The post prominently presents benefit claims and representations about Trulicity emphasized by colorful, compelling, and attention-grabbing fast-paced visuals that take up the majority of the post in a video with frequent scene changes, busy scenes, and large-moving superimposed text along with other competing modalities such as the strong, fast-moving musical beat. In contrast, the risk information is in a small window relegated to the bottom of the post and is presented using fast-paced, scrolling, small font that is difficult to read and cannot be adequately processed or comprehended by consumers.

It’s therefore the lack of fair balance and the omission of warning and precaution information that “creates a misleading impression about the drug’s safety” while the “overall effect . . . undermines the communication of the important risk information” and “misleadingly minimizes the risks associated with the use of Trulicity”—even if the necessary information is there.  (While we recognize that OPDP also cited the absence of “material information from the warning and precaution for hypoglycemia with concomitant use of insulin secretagogues or insulin” this was the last issue cited and likely not the basis for issuing the Untitled Letter.)

These issues are not new—although the fact that this is an Instagram post with video raises a new context for considering them.  Back in 2016 and 2019 we reported on FDA’s objections to TV commercials that included fast-paced “compelling and attention grabbing visuals” (note the similar language) as they were competing for the consumer’s attention while the major statement conveyed risk information.  Here, the visuals in the video, including large font text for benefits, overshadowed the smaller, scrolling text that conveyed risk.  That FDA took action is not surprising – particularly given the product has a Boxed Warning and OPDP has previously identified promotional material for drugs with serious risks as one of its enforcement priorities.  Not to mention the posts had been submitted through OPDP’s Bad Ad program.

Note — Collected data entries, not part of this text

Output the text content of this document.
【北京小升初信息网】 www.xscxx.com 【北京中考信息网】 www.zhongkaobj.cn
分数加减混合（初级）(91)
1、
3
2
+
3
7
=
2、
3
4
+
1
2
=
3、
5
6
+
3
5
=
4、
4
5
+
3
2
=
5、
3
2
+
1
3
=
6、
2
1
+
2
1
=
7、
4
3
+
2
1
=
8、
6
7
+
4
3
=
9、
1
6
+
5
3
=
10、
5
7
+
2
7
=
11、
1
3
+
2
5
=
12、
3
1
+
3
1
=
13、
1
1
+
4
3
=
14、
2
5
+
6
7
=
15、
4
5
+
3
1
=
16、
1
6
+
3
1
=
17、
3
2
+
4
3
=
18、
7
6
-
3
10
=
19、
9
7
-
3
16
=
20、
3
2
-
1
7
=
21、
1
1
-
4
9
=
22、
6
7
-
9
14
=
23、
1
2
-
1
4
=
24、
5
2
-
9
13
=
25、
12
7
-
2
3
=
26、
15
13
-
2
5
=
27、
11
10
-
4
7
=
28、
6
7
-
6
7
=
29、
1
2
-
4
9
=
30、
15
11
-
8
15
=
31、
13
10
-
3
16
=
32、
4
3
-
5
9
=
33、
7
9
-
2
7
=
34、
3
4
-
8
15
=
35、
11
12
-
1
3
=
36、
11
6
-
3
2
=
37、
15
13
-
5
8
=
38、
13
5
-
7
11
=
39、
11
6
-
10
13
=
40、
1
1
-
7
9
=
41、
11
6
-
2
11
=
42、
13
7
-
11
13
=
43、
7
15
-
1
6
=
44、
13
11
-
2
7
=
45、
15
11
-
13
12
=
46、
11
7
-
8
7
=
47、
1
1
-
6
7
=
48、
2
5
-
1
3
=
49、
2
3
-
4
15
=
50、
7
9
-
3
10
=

So what’s the takeaway here?  CONTEXT (citing the great Roger Thies, IYKYK) —it’s a core tenet of promotional review.  When reviewing a promotional piece, the reviewer is not just looking at the piece itself, but also needing to understand the audience, the platform, how will it appear or be used, etc.  It’s not enough to review screenshots of a banner ad—one needs to know how long each presentation remains on the screen before moving to the next and whether text is legible and can be read and understood given changing visuals.  Platforms are also important—for instance, would a compliant audio/visual DTC TV commercial be compliant if it was shown on an LCD screen with no sound in a doctor’s waiting room?

Companies need to be aware of who is consuming their social media content and how it is being consumed.  Scrolling, small-font text at the bottom of an ad will rarely be able to compete with benefit information presented “above the line.”  And ultimately, decisions need to be made about whether the promotion is really Insta-worthy.